Don’t Box Men In

There’s a lot of talk these days about masculinity. Toxic masculinity. Failed masculinity. I even had one of my daughters, the feisty one, explain to me that soon men would no longer be required to create children.

Now, it’s not what is being said about men these days that bothers me. It’s that men are actually listening to this garbage. It’s not easy to operate in a world where you’re being blamed for everything that’s wrong with it while simultaneously being expected to fund and fix it.

This is one of the reasons I wrote Raising Men (that’s also the reason why I’m currently writing the sequel). I meet too many guys getting their asses handed to them by life: They’re overweight, overworked, and underwhelmed. They’re miserable and they don’t know why. Their grandfathers and fathers didn’t do them any favors either.
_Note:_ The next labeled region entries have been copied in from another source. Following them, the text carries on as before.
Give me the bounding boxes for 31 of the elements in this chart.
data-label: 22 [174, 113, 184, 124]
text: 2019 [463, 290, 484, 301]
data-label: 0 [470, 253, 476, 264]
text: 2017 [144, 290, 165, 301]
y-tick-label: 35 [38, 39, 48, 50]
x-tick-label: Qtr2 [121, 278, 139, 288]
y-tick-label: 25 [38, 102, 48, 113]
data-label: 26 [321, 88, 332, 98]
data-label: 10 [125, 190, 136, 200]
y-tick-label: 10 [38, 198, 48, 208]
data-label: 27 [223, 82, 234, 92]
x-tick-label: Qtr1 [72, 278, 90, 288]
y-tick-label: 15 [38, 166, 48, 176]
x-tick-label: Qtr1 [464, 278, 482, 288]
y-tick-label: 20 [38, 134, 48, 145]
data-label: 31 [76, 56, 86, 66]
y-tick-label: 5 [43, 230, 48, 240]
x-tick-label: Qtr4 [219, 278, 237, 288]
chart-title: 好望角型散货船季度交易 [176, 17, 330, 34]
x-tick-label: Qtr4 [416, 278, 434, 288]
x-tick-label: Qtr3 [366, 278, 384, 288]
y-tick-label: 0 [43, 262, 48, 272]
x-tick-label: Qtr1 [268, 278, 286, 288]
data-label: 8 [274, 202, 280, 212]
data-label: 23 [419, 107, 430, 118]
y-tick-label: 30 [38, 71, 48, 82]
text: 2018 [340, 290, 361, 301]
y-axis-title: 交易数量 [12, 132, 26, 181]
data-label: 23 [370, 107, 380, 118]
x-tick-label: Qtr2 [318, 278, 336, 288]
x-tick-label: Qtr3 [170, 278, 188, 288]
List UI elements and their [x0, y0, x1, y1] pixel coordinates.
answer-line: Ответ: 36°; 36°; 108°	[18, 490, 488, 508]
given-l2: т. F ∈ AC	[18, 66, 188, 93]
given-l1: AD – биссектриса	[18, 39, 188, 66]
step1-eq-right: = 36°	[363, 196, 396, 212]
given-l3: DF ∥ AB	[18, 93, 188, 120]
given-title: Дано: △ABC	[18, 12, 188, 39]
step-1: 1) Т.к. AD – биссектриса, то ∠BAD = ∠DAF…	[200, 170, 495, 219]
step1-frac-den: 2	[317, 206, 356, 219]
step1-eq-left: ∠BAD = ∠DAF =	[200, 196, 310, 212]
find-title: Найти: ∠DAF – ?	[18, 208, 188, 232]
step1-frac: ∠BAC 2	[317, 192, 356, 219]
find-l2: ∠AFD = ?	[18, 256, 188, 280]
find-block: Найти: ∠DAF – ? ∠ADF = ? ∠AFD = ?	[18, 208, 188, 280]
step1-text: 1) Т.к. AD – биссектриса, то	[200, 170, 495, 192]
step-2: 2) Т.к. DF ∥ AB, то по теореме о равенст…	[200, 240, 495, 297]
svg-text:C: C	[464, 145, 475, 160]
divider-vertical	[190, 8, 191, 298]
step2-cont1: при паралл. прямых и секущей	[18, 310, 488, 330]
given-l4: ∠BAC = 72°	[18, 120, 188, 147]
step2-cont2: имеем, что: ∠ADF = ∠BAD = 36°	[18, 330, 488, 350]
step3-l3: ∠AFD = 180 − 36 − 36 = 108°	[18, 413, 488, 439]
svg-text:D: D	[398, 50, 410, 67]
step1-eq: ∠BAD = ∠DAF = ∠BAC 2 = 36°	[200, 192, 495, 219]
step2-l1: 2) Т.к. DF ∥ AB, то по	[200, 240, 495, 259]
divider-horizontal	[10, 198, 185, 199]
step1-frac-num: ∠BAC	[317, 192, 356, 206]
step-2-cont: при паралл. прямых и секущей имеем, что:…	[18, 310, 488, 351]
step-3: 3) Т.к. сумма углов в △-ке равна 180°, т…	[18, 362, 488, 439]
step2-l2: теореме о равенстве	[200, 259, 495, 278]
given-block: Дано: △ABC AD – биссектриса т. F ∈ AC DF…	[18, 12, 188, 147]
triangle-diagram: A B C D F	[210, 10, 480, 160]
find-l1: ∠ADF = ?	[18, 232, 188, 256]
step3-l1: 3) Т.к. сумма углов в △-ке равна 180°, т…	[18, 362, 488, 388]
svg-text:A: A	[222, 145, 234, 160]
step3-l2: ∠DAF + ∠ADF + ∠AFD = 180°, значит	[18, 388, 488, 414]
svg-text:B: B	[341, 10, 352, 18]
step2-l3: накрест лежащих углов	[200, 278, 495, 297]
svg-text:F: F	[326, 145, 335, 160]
They slowly slipped out of the parenting game because they were too busy punching a clock, and their absence was filled by other things—most notably, popular culture—which redefined masculinity in the nastiest of ways by telling our boys to either 1) sit in a corner or 2) respond to challenges with aggression and working their bodies like little robots.

In Chapter 10 of Raising Men, I discuss a SEAL hand-to-hand combat…

…exercise called the Box Drill. The drill begins when our instructors bring us into a large room that is all black—black walls, black curtains, and barriers—with heavy-duty rubber padding on the ground. They lead us to a corner of the room that is marked off by a shaded white box. On the side opposite your box is a door on a fake wood wall, much like you would find on a Hollywood set. We’re told that we’re only safe from harm within that box.

The drill starts when you see your first threat and ends when you get through the door on the other side of the room. There is no time limit and no rules.

Once the drill began, I waited for something to happen. Eventually, five or six of the biggest guys they could find—wielding chains and bats and wearing hoods and protective gear—sauntered into the room. They began to verbally harass me and quickly became more aggravated and aggressive as they approached.

Like any “real man,” I responded with what I thought was expected of me: confidence and aggression. Over and over, I dove right at the guys, hitting and punching them, but each time I got my ass handed to me, the instructors would blow the whistle and mercifully send me back into my white box to reset and do it all over again.